Left were the turn table and the receiver. The turn tables sits today on a large stack of albums on the bottom shelf of my leviathan of an entertainment center. It's job is safe, as far as I know. The receiver has been out in storage; I haven't used it in years. Probably twelve or fifteen. It works fine. Or it did do, the last time it was plugged in and put to the test. The thread I've kept hanging onto with this inanimate object is the person from which it came. Kevin.

I have great affection for this past relationship. That brief time in my life. Plus I have some regrets which make it very difficult to come to peace in reflection. I've hung onto this item for years because Kevin gave it to me. I have not been able to let this go. As I've thought about this specific instance of worldly possession clinging, it occurs to me that I've kept it out of guilt. Because Kevin gave me his heart and I failed to take good care of it, I feel some how I can make up for it by taking care of his stereo. Crazy thinking when you drag it out of the dark corner of my mind and look at it in the sunlight.

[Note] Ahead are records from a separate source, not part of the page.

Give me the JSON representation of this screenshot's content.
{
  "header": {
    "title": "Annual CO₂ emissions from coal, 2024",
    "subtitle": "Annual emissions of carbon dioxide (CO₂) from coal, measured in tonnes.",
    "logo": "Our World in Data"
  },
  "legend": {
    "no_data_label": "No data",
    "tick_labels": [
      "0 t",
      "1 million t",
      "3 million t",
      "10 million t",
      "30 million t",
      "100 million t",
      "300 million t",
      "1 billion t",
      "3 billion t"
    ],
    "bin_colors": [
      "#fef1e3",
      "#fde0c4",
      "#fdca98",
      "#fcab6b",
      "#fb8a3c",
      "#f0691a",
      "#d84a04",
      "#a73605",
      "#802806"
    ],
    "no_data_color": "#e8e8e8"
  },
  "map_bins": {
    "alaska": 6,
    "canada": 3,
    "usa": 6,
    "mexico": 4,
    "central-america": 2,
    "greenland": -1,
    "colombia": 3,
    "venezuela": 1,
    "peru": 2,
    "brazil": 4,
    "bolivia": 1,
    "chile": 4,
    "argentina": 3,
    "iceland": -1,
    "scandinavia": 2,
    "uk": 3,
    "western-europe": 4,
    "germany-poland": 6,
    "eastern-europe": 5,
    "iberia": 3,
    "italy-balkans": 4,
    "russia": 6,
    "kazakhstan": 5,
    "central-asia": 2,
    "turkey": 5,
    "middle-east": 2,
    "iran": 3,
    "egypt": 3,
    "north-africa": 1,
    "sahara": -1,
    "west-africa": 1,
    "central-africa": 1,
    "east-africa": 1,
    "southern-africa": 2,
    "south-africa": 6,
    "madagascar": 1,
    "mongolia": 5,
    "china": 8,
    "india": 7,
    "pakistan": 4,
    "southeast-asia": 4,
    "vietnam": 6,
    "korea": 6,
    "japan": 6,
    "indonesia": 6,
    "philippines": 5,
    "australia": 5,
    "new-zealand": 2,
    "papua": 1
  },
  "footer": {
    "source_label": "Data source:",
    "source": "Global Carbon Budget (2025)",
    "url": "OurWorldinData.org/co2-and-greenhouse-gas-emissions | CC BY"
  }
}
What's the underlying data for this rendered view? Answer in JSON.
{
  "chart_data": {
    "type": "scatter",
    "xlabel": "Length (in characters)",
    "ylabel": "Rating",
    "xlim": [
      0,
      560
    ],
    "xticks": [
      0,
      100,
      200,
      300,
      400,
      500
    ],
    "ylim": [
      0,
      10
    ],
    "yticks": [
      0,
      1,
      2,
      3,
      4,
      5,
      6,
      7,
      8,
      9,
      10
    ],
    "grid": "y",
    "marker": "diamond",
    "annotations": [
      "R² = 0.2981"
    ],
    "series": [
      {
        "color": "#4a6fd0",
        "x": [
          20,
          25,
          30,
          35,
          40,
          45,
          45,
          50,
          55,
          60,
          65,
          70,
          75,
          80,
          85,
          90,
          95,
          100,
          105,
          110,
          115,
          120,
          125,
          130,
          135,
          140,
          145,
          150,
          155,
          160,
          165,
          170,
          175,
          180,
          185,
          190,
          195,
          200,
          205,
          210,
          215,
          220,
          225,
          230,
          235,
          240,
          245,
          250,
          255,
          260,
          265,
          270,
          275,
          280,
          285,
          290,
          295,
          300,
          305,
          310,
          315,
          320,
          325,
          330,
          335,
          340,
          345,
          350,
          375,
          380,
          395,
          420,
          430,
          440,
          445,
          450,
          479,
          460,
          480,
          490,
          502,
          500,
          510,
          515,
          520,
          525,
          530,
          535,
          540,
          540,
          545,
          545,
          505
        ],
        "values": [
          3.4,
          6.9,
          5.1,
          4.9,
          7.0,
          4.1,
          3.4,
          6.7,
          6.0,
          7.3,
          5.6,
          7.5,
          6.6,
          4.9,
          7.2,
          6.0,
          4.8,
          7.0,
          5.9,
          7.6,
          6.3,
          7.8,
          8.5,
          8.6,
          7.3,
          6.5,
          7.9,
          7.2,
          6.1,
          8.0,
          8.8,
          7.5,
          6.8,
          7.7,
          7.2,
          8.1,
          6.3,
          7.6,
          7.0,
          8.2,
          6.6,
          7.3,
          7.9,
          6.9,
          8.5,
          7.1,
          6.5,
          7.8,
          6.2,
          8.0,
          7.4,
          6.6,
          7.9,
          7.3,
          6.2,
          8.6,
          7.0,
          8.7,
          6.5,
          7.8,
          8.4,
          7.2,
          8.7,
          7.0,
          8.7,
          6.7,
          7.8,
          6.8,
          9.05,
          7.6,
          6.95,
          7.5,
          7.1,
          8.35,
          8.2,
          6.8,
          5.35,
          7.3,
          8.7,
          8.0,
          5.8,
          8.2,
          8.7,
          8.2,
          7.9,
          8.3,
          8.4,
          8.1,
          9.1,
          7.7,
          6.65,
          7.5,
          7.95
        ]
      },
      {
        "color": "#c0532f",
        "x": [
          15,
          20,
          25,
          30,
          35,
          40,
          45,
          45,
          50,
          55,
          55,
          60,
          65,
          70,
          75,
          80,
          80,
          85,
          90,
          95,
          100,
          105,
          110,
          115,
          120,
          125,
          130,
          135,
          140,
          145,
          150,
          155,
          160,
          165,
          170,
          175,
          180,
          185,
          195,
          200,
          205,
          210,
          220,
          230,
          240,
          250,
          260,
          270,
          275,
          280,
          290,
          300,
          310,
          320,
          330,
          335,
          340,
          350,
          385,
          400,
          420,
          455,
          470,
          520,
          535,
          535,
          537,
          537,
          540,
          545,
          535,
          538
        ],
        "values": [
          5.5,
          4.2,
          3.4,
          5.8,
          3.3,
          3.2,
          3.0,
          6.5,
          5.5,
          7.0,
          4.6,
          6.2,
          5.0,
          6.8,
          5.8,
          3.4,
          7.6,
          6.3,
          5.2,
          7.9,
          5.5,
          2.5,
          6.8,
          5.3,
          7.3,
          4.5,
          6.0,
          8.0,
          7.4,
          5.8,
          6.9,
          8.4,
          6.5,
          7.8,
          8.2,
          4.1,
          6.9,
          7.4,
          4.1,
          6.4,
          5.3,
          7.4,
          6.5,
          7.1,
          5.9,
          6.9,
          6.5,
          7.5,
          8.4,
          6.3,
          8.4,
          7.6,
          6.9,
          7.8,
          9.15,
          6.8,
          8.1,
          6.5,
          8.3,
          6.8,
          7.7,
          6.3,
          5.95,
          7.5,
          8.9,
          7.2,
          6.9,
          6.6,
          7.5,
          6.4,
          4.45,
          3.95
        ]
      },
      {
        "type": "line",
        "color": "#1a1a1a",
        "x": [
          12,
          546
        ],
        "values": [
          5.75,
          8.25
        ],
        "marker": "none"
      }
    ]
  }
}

I took the receiver to the Salvation Army this week. Someone with a good eye for such things will be shopping there soon and be able to make use of it. Not that it stands up against today's technology but as a piece of good quality nostalgia. Or as the mother of all paper weights.

4 comments:

  1. Inspirational story - I love it. I am inspired. Last night I went through all the clothes in the spare room - the ones I have kept because someone gave me this or that - I loved this so much when I bought it - but now, alas, it is too big - the I never got to wearing this at all pile, but again, it does not fit - I am determined to follow you and become entangled in the LessisBliss myself. Thank you

    ReplyDelete
  2. Oh my gosh, Midge. You continue to be my patron saint of girlfriend support. Bless you, Chicka! ~ B

    ReplyDelete
  3. So today, with hands aching and just feeling yuck in general, I continued on with my personal weeding project. I now have a very full box of stuff for Goodwill. An old copy but still useable copy of Word - a couple talking books, Microsoft Flight simulator, cards, note books, book books, some old movie DVD's a pair of crocs (red B-but you too are paring down)Then I took 2 wicker baskets full of what I am not sure - but they are now empty. And junk is gone YAY me! So now, I sit staring at some sewing pins, a step counter, 3 jump drive (I have never used) and some outdated Pennsaid (a topical NSAID that rocks for arthritis) and wondering, do I really toss this or not? I did get rid of a picture of a resuce pug who no longer is alive and tossed some little stuff I never use, it was in the just in case basket. So I will take out the trash - put the boxes of stuff for Goodwill on the porch and hope that tonight is not the night that I will need something that was in that just in case basket.

    ReplyDelete
  4. Oh yeah - does anyone really need 12 sets of sheets? Just wondering if I am the only one who feels this way.